Opinion: In the Sheikh Jarrah case, the judges don’t want to anger the settlers and in the Halabi case, the judges don’t want to go against the Shin Bet security agency or the Foreign Ministry, both of which have egg on their faces due to the sham that has continued for years
When it comes to cases involving Palestinians, Israeli courts are increasingly pushing for compromises rather than making a clear decision, generally for fear of a backlash.
Apparently terrified from the far right, Israeli judges – who know that the Palestinians are in the right – are pushing them to accept compromises so as not to be on the record as ruling in favor of them. Those rejecting compromises are exposing the lack of independence in the Israeli courts.
Courts around the world adorn themselves with statues of lady justice.
She carries scales for weighing evidence, and usually wears a blindfold, showing her impartiality to the status, wealth or power of litigants. She also is adorned with a sword, representing authority and the finality of her decisions.
In at least two recent cases, the courts have repeatedly pushed for compromises while the Palestinians have insisted on a ruling. In the Sheikh Jarrah case, the courts are pushing Palestinians to accept a compromise in which they stay in their own homes as protected tenants for their lifetime provided that they accept that their homes are owned by a settler organization.
The Palestinian refugees from the 1948 war live in homes built by the UN and the Jordanian government on abandoned land in what is now occupied East Jerusalem.
An Israeli settlement organization, Nahalat Shimon, that neither built the homes nor had clear proof of ownership of the land, is demanding to be recognized as the homes’ owner.
The Israeli Supreme Court was provided ample evidence from the Jordanian government and from an Israeli researcher that has clearly tilted the case against eviction, yet the court, fearing a backlash from settlers, is kicking the can down the road and asking Palestinians to accept a compromise made by lawyers for the Jewish settler organization.

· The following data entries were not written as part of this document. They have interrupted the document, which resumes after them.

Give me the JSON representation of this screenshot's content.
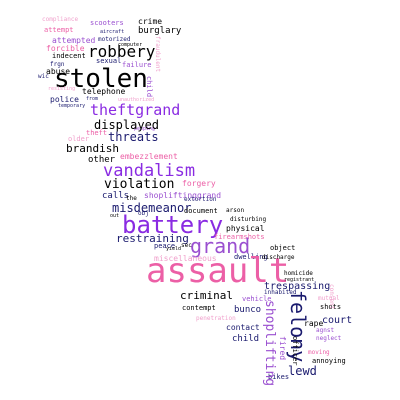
{
  "colors": {
    "black": "#000000",
    "navy": "#1a1a6e",
    "purple": "#8a2be2",
    "violet": "#9a4fd0",
    "pink": "#ec5fa6",
    "light_pink": "#f09fcb"
  },
  "words": {
    "assault": "assault",
    "stolen": "stolen",
    "battery": "battery",
    "vandalism": "vandalism",
    "felony": "felony",
    "grand": "grand",
    "robbery": "robbery",
    "theftgrand": "theftgrand",
    "shoplifting": "shoplifting",
    "displayed": "displayed",
    "threats": "threats",
    "violation": "violation",
    "misdemeanor": "misdemeanor",
    "criminal": "criminal",
    "brandish": "brandish",
    "trespassing": "trespassing",
    "restraining": "restraining",
    "lewd": "lewd",
    "telephone": "telephone",
    "court": "court",
    "burglary": "burglary",
    "attempted": "attempted",
    "forcible": "forcible",
    "indecent": "indecent",
    "sexual": "sexual",
    "abuse": "abuse",
    "police": "police",
    "other": "other",
    "theft": "theft",
    "older": "older",
    "calls": "calls",
    "crime": "crime",
    "compliance": "compliance",
    "scooters": "scooters",
    "attempt": "attempt",
    "motorized": "motorized",
    "computer": "computer",
    "aircraft": "aircraft",
    "failure": "failure",
    "frgn": "frgn",
    "wic": "wic",
    "child": "child",
    "embezzlement": "embezzlement",
    "forgery": "forgery",
    "shopliftinggrand": "shopliftinggrand",
    "extortion": "extortion",
    "document": "document",
    "arson": "arson",
    "physical": "physical",
    "firearmshots": "firearmshots",
    "miscellaneous": "miscellaneous",
    "dwelling": "dwelling",
    "object": "object",
    "yield": "yield",
    "peace": "peace",
    "sec": "sec",
    "disturbing": "disturbing",
    "homicide": "homicide",
    "registrant": "registrant",
    "vehicle": "vehicle",
    "inhabited": "inhabited",
    "bunco": "bunco",
    "contempt": "contempt",
    "penetration": "penetration",
    "contact": "contact",
    "child2": "child",
    "rape": "rape",
    "fired": "fired",
    "officer": "officer",
    "bikes": "bikes",
    "agnst": "agnst",
    "neglect": "neglect",
    "moving": "moving",
    "annoying": "annoying",
    "shots": "shots",
    "mutual": "mutual",
    "consent": "consent",
    "discharge": "discharge",
    "fraudulent": "fraudulent",
    "resisting": "resisting",
    "obj": "obj",
    "out": "out",
    "the": "the",
    "peeping": "peeping",
    "temporary": "temporary",
    "from": "from",
    "unauthorized": "unauthorized"
  }
}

Furthermore, the Israeli government, which has refused to appear in court to give its position on the matter, is now asking the Biden administration to pressure Palestinians to accept the compromise that would legitimize the settlers’ naked land grab.
In addition, the Israeli settlers’ compromise places a target on the Palestinian families’ backs. If a Palestinian resident dies, settlers would be able to take over the home. This is a scary opportunity for an “accident” in which the Palestinian might be killed.

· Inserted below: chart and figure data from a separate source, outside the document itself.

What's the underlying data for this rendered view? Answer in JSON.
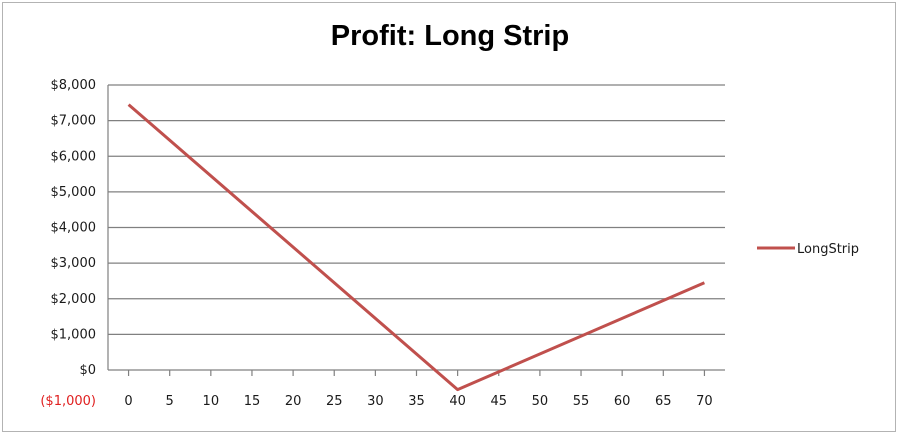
{
  "chart_data": {
    "type": "line",
    "title": "Profit: Long Strip",
    "xlabel": "",
    "ylabel": "",
    "x": [
      0,
      40,
      70
    ],
    "x_ticks": [
      "0",
      "5",
      "10",
      "15",
      "20",
      "25",
      "30",
      "35",
      "40",
      "45",
      "50",
      "55",
      "60",
      "65",
      "70"
    ],
    "x_range": [
      -2.5,
      72.5
    ],
    "y_ticks": [
      "$8,000",
      "$7,000",
      "$6,000",
      "$5,000",
      "$4,000",
      "$3,000",
      "$2,000",
      "$1,000",
      "$0",
      "($1,000)"
    ],
    "ylim": [
      -1000,
      8000
    ],
    "series": [
      {
        "name": "LongStrip",
        "x": [
          0,
          40,
          70
        ],
        "values": [
          7450,
          -550,
          2450
        ]
      }
    ],
    "grid": true,
    "legend_position": "right",
    "colors": {
      "series": "#c0504d",
      "negative_tick": "#e02020",
      "grid": "#808080"
    }
  }
}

In the Mohammad el-Halabi case, the lead judge has repeatedly pushed a man that the UN has recognized as a humanitarian hero who has been wrongly imprisoned to accept a plea bargain in which he would admit to transferring money to an armed Palestinian organization in return for his freedom.
The plea offer was made a few months after his initial arrest in 2016 and has been offered repeatedly by the prosecution and encouraged by the Israeli court.

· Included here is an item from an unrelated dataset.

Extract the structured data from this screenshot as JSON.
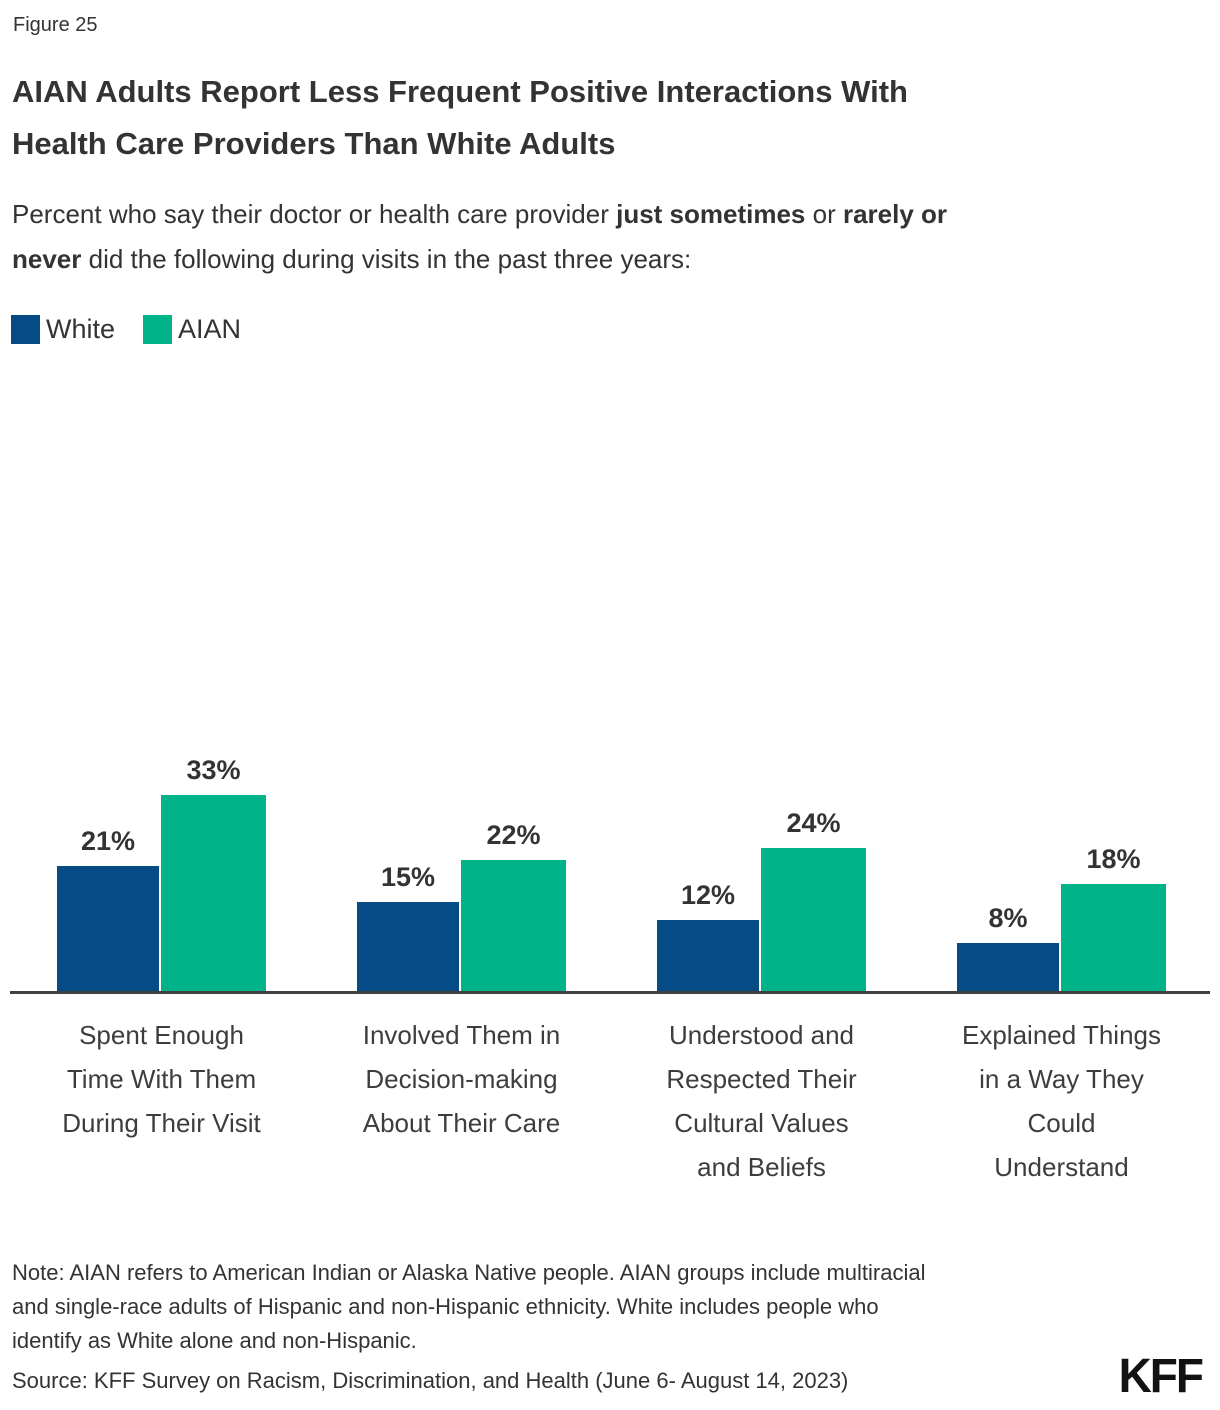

Israel has accused el-Halabi – who as director of the Gaza office of World Vision was authorized to sign off on expenditures of up to $300 – of transferring $50 million to armed Palestinian organizations. He has refused to plead guilty, stating repeatedly that he cannot take responsibility for a crime he didn’t commit.
Instead of ending the case, which has no evidence and which the auditors of the donor agency have disproved, the judge has postponed a decision over the course of five years and 164 court sessions.
While in the Sheikh Jarrah case, the Israeli judges don’t want to anger the settlers, in the Halabi case, the judges don’t want to go against the Shin Bet security agency or the Foreign Ministry, both of which have egg on their faces due to the sham case that has continued for years.
Attempts at gagging the defense lawyer and even forcing him to write his closing argument on the prosecutor’s computer based on fake claims of security, have not diminished world attention to this case, including “concern” by the UN secretary-general, human rights organizations, civil society activists and officials from Australia, the UK, Canada, and the U.S. The pope was asked to intervene.
In both these cases, Israeli judges have shown an inability or unwillingness to rule in favor of Palestinians, pushing them to accept so-called compromises offered by settlers or the government prosecution.
William Ewart Gladstone, the former prime minister of the United Kingdom, cited the phrase “justice delayed is justice denied” and Martin Luther King Jr. similarly said in his 1963 “Letter from Birmingham Jail” that “justice too long delayed is justice denied.”
While continuing to use the courts as one of the only avenues they have, Palestinians in the occupied territories have long lost faith in the Israeli legal system in which Palestinians are convicted at a rate of over 99%, almost all on plea bargains and forced confessions.
Israeli media identified one of the three judges of the Israeli high court as living in a settlement in the occupied territories. This fact brings to mind a well-known Arab proverb that says: When the judge is your enemy, to whom shall you complain?
Israel has for some time claimed to be a democracy and to have an independent judiciary that is like Lady Justice: impartial to the status of the litigants, able to properly weigh the evidence, and carrying the sword of authority and finality. The evidence now is clear that Israeli courts are neither just nor fair.